In fact, Wolfe said, even though they were on different sides of the issue, he came to have “a lot of respect” for Steinke and was impressed by his persistence and ability to organize his compatriots.
“Respect breeds respect and he and I respected each other through that process, even through we didn’t agree,” Wolfe said. “He brought, I thought, reasonable thoughts as to why we needed to be more engaged in climate change and less use of fossil fuels.”
Wolfe said Steinke attended and spoke at so many port meetings that it was weird when he wasn’t there.
Coalition building
Don Steinke frequently writes letters to the editors of newspapers from Portland to Seattle and is a constant commenter on news articles online. He also maintains a strong social media presence where he relentlessly tries to convince people, on the opposite side of the political spectrum, of the perils of climate change.
He said he had faith in elected leaders through the decades when they promised to address the greenhouse effect, regulate carbon dioxide, cut back emissions, but no more.
“We’ve waited for Congress to act for 30 years and they haven’t. So we’ve got to take action in each city, each school district, each public utility district, each port district,” Steinke said.

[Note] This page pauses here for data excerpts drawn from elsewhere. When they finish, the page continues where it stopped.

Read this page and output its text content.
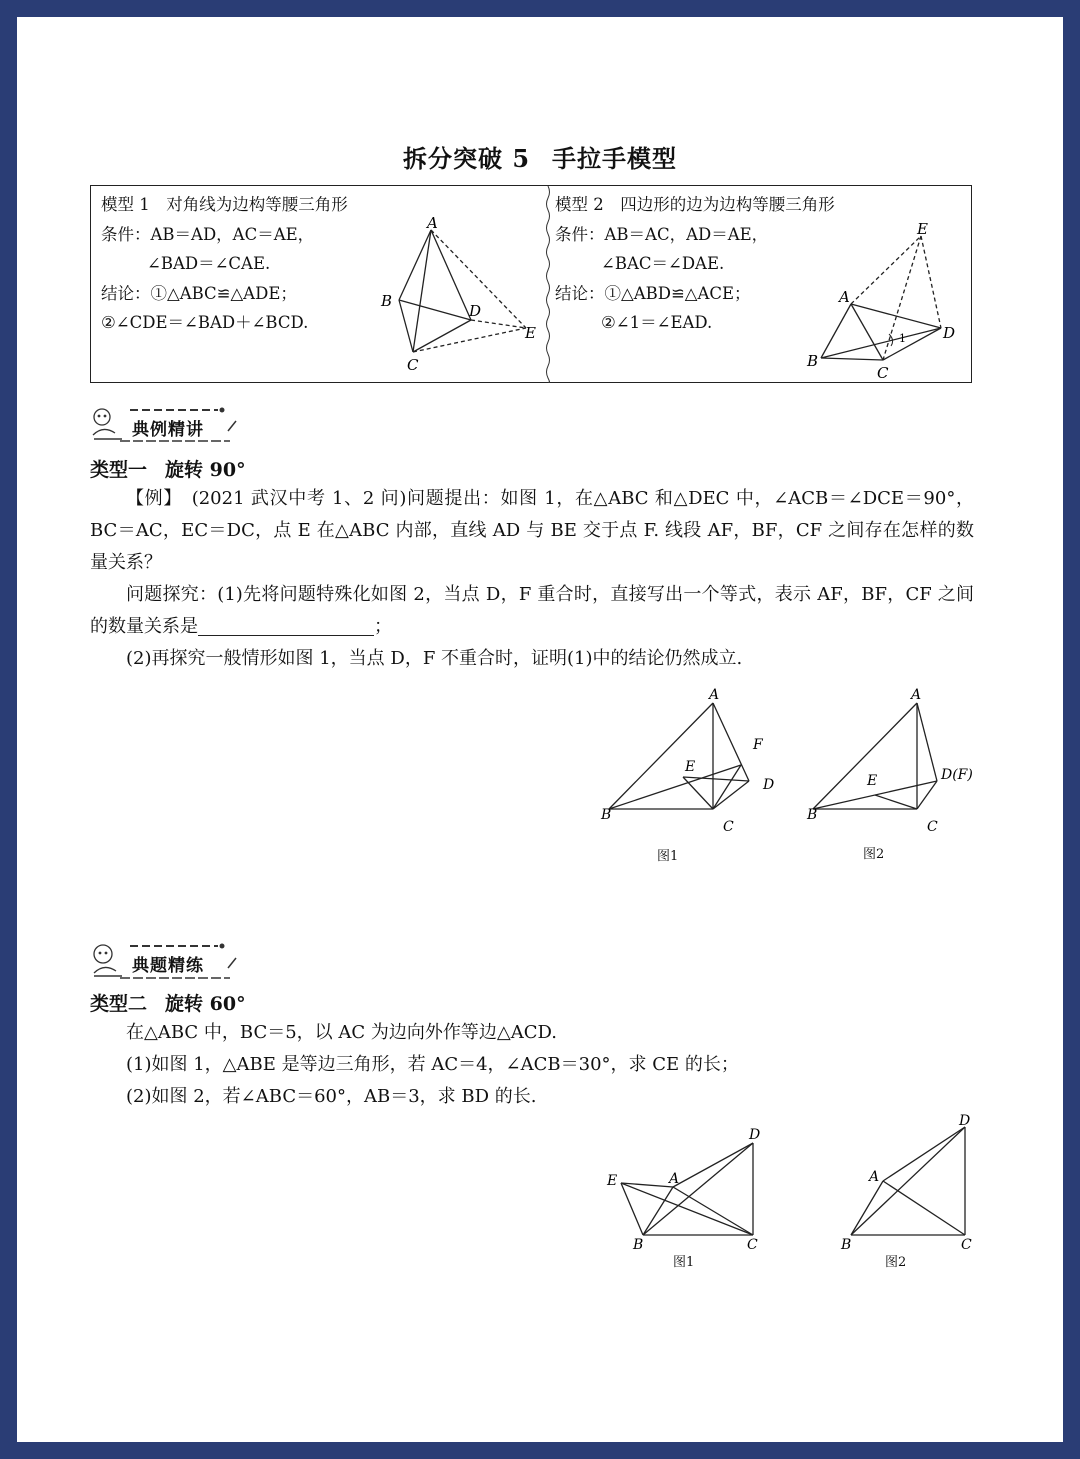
拆分突破 5 手拉手模型
模型 1　对角线为边构等腰三角形
条件：AB＝AD，AC＝AE，
∠BAD＝∠CAE.
结论：①△ABC≌△ADE；
②∠CDE＝∠BAD＋∠BCD.
A
B
C
D
E
模型 2　四边形的边为边构等腰三角形
条件：AB＝AC，AD＝AE，
∠BAC＝∠DAE.
结论：①△ABD≌△ACE；
②∠1＝∠EAD.
E
A
B
C
D
1
典例精讲
类型一 旋转 90°
【例】　(2021 武汉中考 1、2 问)问题提出：如图 1，在△ABC 和△DEC 中，∠ACB＝∠DCE＝90°，BC＝AC，EC＝DC，点 E 在△ABC 内部，直线 AD 与 BE 交于点 F. 线段 AF，BF，CF 之间存在怎样的数量关系？
问题探究：(1)先将问题特殊化如图 2，当点 D，F 重合时，直接写出一个等式，表示 AF，BF，CF 之间的数量关系是	；
(2)再探究一般情形如图 1，当点 D，F 不重合时，证明(1)中的结论仍然成立.
A
F
E
D
B
C
图1
A
E	D(F)
B
C
图2
典题精练
类型二 旋转 60°
在△ABC 中，BC＝5，以 AC 为边向外作等边△ACD.
(1)如图 1，△ABE 是等边三角形，若 AC＝4，∠ACB＝30°，求 CE 的长；
(2)如图 2，若∠ABC＝60°，AB＝3，求 BD 的长.
D
E	A
B	C
图1
D
A
B	C
图2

When the Vancouver Energy terminal was proposed in 2013, it was one of multiple fossil fuel projects proposed for the Pacific Northwest. Large environmental organizations were wrapped up in fights against coal projects and didn’t have the time, money or people to push back against the project right away. For about two years, Steinke mobilized the opposition without funding or staff support from the Sierra Club. Eventually, he built an email list of 4,000 people.
In January 2016, the state held a public meeting on the oil terminal at the Clark County Event Center at the Fairgrounds — one of the first events where the public could have its say. The day before the meeting, Steinke was rallying people, making calls, generating support, but in the process he forgot to take his medications and forgot to stay hydrated. That evening he couldn’t stand up without fainting. He had to be transported by ambulance to the hospital.
“I was so mad,” Alona Steinke said. “Had the hospital not been full to the brim, the doctor said he would have admitted him.”
They made it home about midnight that night. The next day they were at the fairgrounds for the hearing.
Alona Steinke said she kept an eye on her husband and told everyone else to do the same.
The Steinkes say even Jared Larrabee, Vancouver Energy’s executive director, brought Don a bottle of water.
“When he gave me that bottle of water, I said, Obama told those inspectors going out to the Gulf of Mexico to inspect the rigs, ‘Don’t even accept a glass of water from them on a hot day. You don’t want to be compromised in any way.’ But I took it,” Don said. “That wouldn’t compromise me too much.”